By Susan Gately - 10 July, 2015
The new context the Church is living in today calls for different roles for priests in evangelisation according to the Bishop of Fréjus, Toulon in France.
Addressing a conference earlier this week on the topic The Role of the Priest in Evangelisation, Bishop Dominique Rey said the Church is not a reality at one with the society around it even in countries that were evangelised centuries ago.
Traditional ‘markers’ of human life based around Gospel values are now gone.
“The Gospel must be offered to a radically new world,” he said.
This is a world characterised by a huge drop in the number of priests, secularism, the rise of Islam and a weakened family. The challenge is for everyone and every [parish] church to become an agent of evangelisation.
The most important instrument for mission is prayer, he told participants at the Third Annual Gathering of Catechism Studies in St Patrick’s College Maynooth.
“The Holy Spirit is the first player in the mission of the Church. He precedes and prepares our work.” Those evangelising had to give a witness to holiness. “Saints are the greatest evangelisers,” said Bishop Rey.
The bishop felt his call to priesthood through the Emmanuel Community, a non-residential community made up of people of all vocations and walks of life who live a radical fraternity based on Eucharistic adoration, compassion and evangelisation.
Emphasising the need to “allow ourselves to be evangelised by the poor” who “through their suffering announce the suffering Christ” he said the Church had to place itself on the ‘peripheries’ as advised by Pope Francis.
“Don’t be afraid to go and bring Christ into every area of life, to the fringes of society,” he said.
In his diocese for example they bought what had been a gay bar and turned it into a cafe of welcome near the port in Toulon.
One priest who is part of a religious community spends his nights in night clubs. “He doesn’t dance or drink but his presence affects the people.”
Seminarians have formed a rugby team to give a visible witness to the Church.
“It is necessary to think of the presence of the Church outside the sacristy and church building and ways to join people where they are, using their language and understanding their issues.”
The Church had to welcome new charisms and achieve what Cardinal Ratzinger described as a “symphony of faith”.
Evangelisation is not single event, said Bishop Rey, but a journey.
Every person’s journey has stages from entering into contact with a group or parish, becoming faithful (to the sacraments for example) and a real part of the community to in turn becoming a person sent out to evangelise.
The life of priests with its call to become holy, live celibate lives in fidelity and simplicity as well as leading and serving communities was counter cultural, he said.
There were many challenges to it, first of all secularism which tempted priests to run from faith demands by “becoming a kind of customer service” seeking to “please everybody, conforming to the lifestyle of our contemporaries.”
Clericalism was a challenge, which saw priesthood “as power over community and pastoral life”.
“The good shepherd doesn’t put himself above people but under their feet, sometimes he even carries them,” commented Bishop Rey.
Priesthood could become a mere role or job.

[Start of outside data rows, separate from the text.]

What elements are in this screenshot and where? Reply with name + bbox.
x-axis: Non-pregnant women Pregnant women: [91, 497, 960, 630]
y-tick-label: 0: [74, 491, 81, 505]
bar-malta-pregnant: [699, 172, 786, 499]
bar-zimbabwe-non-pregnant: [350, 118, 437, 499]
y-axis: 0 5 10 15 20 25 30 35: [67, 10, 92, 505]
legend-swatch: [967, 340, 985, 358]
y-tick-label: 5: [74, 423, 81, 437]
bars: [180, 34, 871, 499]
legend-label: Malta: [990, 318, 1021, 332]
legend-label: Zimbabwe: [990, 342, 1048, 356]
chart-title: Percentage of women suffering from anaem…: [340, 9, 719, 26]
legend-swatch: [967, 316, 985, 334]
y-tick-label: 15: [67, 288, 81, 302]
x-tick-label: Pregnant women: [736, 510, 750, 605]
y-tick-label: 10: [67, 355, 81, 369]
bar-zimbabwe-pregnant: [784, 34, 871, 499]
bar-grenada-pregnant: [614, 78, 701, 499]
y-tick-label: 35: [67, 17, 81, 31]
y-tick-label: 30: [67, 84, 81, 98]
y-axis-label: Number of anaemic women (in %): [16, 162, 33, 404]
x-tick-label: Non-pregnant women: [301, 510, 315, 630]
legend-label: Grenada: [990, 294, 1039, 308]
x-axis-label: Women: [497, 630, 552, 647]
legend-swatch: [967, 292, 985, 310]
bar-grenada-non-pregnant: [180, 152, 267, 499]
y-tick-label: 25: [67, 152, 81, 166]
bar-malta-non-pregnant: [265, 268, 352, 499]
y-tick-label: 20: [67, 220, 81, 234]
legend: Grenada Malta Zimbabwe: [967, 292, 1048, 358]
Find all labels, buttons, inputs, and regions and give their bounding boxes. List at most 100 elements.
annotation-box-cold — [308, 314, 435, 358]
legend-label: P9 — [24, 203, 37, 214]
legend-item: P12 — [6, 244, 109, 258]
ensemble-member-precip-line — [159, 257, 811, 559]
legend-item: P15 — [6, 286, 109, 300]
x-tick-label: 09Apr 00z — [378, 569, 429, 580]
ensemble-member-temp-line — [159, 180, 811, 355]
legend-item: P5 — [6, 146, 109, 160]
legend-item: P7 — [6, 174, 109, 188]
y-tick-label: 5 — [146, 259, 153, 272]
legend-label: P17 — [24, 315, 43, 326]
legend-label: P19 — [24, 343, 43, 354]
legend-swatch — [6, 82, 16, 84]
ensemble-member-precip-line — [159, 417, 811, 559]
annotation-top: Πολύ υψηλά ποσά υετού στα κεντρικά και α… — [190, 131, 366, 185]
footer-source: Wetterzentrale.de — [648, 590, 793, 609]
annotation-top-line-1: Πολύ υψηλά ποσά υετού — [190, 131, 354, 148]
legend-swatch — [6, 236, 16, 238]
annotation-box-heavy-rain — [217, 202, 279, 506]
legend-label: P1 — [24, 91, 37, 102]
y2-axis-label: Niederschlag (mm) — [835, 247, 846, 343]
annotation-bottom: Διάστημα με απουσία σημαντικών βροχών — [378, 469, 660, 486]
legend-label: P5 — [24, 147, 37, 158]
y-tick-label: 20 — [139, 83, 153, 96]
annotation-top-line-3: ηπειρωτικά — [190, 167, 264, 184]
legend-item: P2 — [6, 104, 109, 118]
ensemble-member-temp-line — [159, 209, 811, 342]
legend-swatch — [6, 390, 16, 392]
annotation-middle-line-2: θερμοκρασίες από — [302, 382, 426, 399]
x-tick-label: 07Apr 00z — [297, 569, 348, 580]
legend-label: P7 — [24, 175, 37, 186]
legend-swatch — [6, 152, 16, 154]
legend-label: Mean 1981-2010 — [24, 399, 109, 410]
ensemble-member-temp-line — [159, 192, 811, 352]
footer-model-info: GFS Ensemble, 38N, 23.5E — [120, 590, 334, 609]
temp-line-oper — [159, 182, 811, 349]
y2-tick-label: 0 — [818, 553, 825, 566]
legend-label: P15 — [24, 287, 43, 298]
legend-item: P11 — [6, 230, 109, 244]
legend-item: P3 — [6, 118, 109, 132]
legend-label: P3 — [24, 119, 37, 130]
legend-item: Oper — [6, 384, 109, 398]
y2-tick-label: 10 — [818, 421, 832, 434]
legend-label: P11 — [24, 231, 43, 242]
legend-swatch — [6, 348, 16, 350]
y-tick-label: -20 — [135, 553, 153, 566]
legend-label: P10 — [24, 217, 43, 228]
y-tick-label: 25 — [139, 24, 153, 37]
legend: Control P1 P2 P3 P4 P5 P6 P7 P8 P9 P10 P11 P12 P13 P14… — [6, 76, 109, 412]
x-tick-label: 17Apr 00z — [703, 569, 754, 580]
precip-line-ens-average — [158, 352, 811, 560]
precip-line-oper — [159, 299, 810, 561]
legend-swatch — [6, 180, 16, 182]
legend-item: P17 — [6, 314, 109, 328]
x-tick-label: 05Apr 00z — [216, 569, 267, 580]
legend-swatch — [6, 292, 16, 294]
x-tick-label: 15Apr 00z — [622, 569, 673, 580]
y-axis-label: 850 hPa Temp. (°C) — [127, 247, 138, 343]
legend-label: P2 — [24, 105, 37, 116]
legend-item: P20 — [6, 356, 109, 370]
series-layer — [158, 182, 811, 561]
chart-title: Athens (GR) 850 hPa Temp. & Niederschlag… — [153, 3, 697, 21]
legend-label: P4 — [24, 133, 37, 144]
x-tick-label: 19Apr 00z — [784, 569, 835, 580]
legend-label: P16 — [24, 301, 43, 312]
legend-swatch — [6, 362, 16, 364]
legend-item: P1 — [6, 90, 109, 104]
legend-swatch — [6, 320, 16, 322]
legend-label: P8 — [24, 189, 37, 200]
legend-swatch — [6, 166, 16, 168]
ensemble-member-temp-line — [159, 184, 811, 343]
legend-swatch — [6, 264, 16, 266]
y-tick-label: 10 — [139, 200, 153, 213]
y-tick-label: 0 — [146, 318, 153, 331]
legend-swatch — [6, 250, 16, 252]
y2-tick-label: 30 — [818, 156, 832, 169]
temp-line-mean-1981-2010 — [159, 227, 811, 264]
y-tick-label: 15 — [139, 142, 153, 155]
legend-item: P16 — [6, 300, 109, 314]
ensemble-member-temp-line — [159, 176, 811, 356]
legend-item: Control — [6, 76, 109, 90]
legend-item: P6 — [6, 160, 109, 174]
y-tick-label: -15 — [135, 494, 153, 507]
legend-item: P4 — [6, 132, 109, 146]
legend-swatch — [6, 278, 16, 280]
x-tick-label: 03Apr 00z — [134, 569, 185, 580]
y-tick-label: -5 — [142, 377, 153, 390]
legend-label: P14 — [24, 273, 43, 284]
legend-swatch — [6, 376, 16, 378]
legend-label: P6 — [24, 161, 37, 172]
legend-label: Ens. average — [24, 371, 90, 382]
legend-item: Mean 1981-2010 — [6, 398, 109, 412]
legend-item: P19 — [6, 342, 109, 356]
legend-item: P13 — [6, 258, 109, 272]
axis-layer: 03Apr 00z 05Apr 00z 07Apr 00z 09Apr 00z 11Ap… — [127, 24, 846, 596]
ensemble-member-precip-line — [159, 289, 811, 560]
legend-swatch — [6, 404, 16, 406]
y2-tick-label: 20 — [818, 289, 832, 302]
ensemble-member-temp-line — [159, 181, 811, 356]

This ‘functionalism’ lead to “bureaucracy” leaving “no room for the surprising intrusion of the Holy Spirit who disrupts our habits and ways of living”.
Activism lead priests to act “as if salvation depends on us”. It is important to develop ‘antidotes’ to this, said Bishop Rey “Be a man of prayer, emphasise hospitality and listening.”
In France the scarcity of clergy often lead to isolation and the temptation to “go it alone” (individualism).
In the new context of evangelisation, Bishop Rey said that priests had to work with others “discerning together a path of growth for the diocese and parish communities”. Team work and delegation are essential, he said.
“He [the priest] is called to start afresh from Christ, to embark on the path of evangelical radicalism, to root himself in prayer. In this way he will find around him signs of renewal.”